On Strike — No Rent

This May 1 in New York City, housing activists are organizing “Can’t Pay May,” a citywide rent strike that will dramatize the impossibility of making rent under lockdown — and the need for a radical overhaul of the housing system.

People wait in line to receive food at a food bank on April 28, 2020 in the Brooklyn borough of New York City. Spencer Platt / Getty

Today is May Day. It’s also the day that rent is due. Thousands of New Yorkers, facing economic devastation from the coronavirus — on top of the everyday struggle to pay for housing in an unaffordable city — will be going on rent strike to demand relief from Governor Andrew Cuomo.

Striking tenants, from those in Woodside, Queens, organized by the Bangladeshi Tenant Union, to those in Central Brooklyn, organized by the Crown Heights Tenant Union, are all part of a “Can’t Pay May” campaign, the latest example of how housing justice activists are organizing on matters of material survival, through community organizing and building electoral power.

New York housing politics has already demonstrated the critical importance of both political tactics. Activists won significant protections last year — the first real advances in renters’ rights in decades — a victory due to years of issue campaigning and a 2018 influx of progressive legislators independent of the real estate industry.

Huge numbers of New York tenants — though reliable data is hard to come by — didn’t pay rent in April, and it’s no surprise, given almost unprecedented levels of unemployment and small business failure.

With this rent strike, the Housing Justice for All coalition, of which New York City Democratic Socialists of America (NYC-DSA) is an active part, along with Metropolitan Council on Housing, Northwest Bronx Community and Clergy Coalition, and many other groups, is demanding that Cuomo cancel rent for four months or the duration of the public health crisis, whichever is longer. The coalition is also demanding a rent freeze during this period, and immediate permanent housing for the homeless.

Some tenants are organizing with others in their buildings to pressure their own landlords, while more than eleven thousand have signed on to a pledge to withhold rent. Though tenants would like their individual landlords to show lenience, the primary target of the campaign is Governor Cuomo, the only person with the political power to issue an executive order to meet the coalition’s demands.

Meanwhile, also this week, socialist state senator Julia Salazar, who represents North Brooklyn and part of Queens, has introduced a “Relief for All” legislation, called the Emergency Coronavirus Affordable Housing Preservation Act, offering immediate relief to tenants (residents and small businesses) and small property owners.
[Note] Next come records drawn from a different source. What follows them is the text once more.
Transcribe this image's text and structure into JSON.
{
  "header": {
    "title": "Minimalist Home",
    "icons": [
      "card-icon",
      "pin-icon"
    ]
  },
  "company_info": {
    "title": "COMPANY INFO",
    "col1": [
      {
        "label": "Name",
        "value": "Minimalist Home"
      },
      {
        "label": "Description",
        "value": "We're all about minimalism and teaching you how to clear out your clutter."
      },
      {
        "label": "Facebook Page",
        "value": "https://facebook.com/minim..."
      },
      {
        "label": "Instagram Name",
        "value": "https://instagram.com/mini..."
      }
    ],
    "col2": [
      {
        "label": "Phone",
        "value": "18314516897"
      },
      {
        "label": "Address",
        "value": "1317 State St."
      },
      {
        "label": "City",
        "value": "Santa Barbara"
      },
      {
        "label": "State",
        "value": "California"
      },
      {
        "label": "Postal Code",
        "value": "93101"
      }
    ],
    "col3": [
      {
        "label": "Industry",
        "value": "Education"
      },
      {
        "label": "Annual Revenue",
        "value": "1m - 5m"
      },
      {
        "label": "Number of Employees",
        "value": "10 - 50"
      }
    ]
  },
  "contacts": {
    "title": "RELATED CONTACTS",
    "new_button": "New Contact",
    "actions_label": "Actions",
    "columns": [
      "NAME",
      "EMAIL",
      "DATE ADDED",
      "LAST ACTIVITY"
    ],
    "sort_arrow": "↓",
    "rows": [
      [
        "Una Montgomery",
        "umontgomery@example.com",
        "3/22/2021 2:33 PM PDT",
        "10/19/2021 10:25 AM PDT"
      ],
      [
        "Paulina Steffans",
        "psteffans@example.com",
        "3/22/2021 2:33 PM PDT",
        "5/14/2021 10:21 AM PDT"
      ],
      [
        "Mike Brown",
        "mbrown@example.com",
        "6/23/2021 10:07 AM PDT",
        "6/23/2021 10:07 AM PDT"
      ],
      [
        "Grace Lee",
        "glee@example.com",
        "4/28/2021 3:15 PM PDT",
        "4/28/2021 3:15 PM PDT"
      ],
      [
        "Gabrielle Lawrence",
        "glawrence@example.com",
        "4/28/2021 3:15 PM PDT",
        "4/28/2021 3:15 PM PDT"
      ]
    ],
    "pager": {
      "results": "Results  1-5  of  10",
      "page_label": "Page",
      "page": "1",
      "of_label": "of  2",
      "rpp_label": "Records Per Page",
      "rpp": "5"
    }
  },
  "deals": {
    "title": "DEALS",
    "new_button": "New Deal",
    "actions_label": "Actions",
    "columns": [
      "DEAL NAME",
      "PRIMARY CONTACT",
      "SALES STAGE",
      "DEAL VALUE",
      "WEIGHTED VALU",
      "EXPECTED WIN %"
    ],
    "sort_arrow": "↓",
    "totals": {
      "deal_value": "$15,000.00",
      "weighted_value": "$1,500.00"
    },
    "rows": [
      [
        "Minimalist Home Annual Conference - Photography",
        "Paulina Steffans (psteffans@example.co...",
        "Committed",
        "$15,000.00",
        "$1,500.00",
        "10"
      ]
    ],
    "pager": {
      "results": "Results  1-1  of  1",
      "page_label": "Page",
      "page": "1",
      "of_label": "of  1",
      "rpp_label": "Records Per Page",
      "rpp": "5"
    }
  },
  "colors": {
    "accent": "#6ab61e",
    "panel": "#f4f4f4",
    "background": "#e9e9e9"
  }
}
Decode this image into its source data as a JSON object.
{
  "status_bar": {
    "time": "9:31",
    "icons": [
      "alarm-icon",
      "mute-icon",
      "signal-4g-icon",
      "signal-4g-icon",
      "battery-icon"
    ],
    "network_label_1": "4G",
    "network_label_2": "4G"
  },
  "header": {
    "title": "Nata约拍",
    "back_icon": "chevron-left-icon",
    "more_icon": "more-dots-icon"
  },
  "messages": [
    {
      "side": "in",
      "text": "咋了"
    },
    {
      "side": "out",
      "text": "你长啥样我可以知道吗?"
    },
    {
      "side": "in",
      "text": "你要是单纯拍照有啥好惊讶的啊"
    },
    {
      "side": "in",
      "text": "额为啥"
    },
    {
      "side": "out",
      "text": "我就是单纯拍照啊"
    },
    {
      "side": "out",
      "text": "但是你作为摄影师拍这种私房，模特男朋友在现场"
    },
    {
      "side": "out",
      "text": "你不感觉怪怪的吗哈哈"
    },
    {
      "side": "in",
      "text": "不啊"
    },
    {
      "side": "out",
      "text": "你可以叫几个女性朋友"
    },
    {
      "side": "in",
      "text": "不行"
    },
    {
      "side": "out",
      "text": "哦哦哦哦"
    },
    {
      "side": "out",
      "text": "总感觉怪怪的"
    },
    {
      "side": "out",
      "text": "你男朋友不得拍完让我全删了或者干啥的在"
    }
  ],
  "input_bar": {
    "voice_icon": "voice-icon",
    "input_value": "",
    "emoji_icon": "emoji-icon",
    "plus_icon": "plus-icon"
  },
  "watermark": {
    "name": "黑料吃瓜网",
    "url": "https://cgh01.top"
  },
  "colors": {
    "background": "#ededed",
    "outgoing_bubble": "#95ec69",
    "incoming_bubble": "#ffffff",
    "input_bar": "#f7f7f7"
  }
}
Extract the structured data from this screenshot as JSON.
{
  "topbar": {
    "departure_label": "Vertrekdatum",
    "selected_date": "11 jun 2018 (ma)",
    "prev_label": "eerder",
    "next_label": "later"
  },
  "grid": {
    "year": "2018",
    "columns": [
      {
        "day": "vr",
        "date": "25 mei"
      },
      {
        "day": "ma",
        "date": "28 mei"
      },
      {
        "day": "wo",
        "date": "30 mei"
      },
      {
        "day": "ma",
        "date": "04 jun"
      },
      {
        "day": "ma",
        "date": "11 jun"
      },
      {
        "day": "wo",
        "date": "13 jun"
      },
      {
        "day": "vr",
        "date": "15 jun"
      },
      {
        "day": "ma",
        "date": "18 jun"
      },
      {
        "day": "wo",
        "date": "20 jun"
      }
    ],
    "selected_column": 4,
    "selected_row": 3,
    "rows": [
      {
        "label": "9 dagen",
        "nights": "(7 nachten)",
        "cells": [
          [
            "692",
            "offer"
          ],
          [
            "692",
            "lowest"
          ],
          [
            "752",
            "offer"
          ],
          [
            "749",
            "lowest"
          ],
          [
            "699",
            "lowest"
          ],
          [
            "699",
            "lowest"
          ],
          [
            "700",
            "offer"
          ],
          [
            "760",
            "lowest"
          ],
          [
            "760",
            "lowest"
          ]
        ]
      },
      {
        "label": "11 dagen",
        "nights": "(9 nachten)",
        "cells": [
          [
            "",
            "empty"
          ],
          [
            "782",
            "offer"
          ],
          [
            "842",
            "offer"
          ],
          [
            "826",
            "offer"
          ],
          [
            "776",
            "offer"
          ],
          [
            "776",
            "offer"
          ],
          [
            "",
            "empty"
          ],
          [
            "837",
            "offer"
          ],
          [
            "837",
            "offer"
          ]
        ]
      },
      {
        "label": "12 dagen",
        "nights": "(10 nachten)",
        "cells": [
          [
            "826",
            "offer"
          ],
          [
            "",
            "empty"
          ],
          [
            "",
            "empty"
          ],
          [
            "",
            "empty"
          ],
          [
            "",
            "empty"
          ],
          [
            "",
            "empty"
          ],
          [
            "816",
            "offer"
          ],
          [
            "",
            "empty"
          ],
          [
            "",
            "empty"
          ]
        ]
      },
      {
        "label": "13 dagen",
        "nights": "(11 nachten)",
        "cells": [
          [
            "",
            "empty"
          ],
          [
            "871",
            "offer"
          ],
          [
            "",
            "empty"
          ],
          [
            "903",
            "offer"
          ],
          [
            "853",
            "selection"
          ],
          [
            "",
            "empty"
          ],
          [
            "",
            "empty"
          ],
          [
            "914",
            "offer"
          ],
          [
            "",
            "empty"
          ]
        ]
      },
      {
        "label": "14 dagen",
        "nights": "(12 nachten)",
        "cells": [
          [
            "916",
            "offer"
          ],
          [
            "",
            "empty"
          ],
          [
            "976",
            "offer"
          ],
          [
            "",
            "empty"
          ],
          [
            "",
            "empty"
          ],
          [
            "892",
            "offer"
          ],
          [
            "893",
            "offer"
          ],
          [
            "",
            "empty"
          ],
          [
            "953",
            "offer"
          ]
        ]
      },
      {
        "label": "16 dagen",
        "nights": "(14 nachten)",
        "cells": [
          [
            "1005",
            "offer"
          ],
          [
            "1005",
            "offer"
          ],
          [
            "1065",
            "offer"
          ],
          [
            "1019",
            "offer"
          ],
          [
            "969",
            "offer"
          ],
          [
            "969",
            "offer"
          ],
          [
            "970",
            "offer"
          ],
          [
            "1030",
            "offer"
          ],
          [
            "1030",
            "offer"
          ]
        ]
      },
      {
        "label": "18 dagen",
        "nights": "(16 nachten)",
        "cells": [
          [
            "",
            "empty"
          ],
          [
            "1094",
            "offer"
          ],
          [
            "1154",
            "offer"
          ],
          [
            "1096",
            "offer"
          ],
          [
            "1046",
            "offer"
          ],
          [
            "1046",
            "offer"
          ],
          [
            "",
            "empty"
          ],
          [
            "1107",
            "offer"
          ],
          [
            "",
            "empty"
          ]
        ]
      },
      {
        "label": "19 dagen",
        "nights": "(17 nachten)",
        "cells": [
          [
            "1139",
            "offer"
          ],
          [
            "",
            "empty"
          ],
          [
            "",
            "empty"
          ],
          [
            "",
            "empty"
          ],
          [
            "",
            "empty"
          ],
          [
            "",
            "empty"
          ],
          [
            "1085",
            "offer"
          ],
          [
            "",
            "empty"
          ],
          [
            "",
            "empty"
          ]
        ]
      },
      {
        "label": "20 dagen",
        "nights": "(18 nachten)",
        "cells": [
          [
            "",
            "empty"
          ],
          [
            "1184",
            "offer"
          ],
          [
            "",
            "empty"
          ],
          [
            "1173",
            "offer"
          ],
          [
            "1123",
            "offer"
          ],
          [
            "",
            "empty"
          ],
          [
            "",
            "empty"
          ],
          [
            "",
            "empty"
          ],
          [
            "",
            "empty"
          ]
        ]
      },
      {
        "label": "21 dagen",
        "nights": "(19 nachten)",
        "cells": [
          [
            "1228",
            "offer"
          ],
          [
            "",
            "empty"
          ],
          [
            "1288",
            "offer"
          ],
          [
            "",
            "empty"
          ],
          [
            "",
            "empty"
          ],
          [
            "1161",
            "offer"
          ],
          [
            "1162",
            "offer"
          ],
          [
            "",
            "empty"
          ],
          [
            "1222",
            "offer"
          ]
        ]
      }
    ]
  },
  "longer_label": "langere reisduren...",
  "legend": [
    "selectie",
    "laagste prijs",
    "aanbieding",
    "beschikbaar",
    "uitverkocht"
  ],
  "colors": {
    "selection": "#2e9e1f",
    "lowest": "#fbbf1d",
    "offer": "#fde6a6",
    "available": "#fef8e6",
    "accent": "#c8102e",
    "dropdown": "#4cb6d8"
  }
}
Salazar also introduced another bill that would freeze rents for tenants in rent-stabilized apartment buildings for a year. (Full disclosure: this writer has canvassed and raised money for Salazar’s election.)

Queens congresswoman Alexandria Ocasio-Cortez, another socialist elected in 2018, whose constituents are some of the worst hit by the coronavirus in the nation, has been drawing national attention to the impossibility of making rent, calling on the federal government to take action. Across the country, at least a third of tenants couldn’t pay rent in April, and that number seems destined to get much bigger. Rent strikes are also planned in other cities, including Washington, DC.

What exactly is the leverage in a rent strike, in this context? The recent political turn against the real estate industry, and the new tendency to harshly punish politicians too firmly lodged in its pockets, makes it a potentially effective tactic. The real estate industry is now pressuring Cuomo, asking for bailouts. Big landlords know tenants aren’t going to be able to pay and are already trying to prepare.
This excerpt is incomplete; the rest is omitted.